Two weeks ago comScore (with its eye towards announcing its plans to go public yesterday) added the notion of "visits" to its scoring of websites. Peter Daboll of Yahoo subsequently applauded this move (which reboosted their stature in the comScore rankings saying, "This by no means is a silver bullet, as this metric doesn’t count ad consumption and impressions (which, by the way, is also a drawback of pageviews). What it does provide is a valuable reference for advertisers to determine where to increase their ad exposure and budgets." And yesterday Compete introduced a new metric called "attention" which "fuses engagement (measured by time) and traffic (measured by unique visitors) into a single, more complete picture of a web site’s value."

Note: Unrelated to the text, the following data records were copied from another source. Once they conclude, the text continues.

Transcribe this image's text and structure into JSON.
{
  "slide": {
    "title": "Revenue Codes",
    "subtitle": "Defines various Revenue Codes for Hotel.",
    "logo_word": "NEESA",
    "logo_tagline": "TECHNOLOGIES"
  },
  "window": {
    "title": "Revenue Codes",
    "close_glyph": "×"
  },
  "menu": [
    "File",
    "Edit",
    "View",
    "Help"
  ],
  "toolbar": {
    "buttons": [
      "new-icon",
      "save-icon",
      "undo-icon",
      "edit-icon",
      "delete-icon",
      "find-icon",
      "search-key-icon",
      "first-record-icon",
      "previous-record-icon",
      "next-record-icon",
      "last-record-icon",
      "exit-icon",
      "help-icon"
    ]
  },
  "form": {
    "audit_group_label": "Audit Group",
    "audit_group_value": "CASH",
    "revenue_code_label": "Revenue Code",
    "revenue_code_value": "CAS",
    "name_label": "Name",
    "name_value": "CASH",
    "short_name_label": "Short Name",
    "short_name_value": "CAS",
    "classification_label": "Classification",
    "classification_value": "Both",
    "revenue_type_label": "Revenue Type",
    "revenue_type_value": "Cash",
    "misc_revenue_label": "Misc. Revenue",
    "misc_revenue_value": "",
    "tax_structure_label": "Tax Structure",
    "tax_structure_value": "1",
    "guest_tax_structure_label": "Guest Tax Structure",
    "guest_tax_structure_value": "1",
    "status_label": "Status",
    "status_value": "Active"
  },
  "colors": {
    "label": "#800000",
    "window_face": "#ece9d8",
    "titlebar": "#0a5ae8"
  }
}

Other notable measurement statistics have emerged when innovators take a fresh perspective as the web has evolved with the “new” content type of video. Early-stage startups like TubeMogul (which performs cross-site video and video publisher tracking across MySpace, Metacafe, Revver, Yahoo Video, and YouTube) are trying to make sense of how many people watch video, when, why, and what that actually means. The past few weeks of posts on TubeMogul’s blog have contained some insightful commentary around views of political videos and the effect of those on parties and candidates (see here and here).
Last week Ari Rosenberg wrote an Online Publisher Insider article rightly claiming that we shouldn’t kill the pageview. But his reasoning for doing so is completely incorrect, as he contends that it will hurt the industry with confusion around metrics. I think this is a short-sighted approach to a long term problem about how to effectively measure user’s engagement on the web. As Jeremy Guterman at PaidContent has written, "what do we get with more information? A muddier picture, but maybe a more accurate one." We’re in the midst of a sticky transition about how we measure actions online – to say that the pageview is dead may be overly sensational, but to contend that we shouldn’t press forward looking for new solutions is myopic.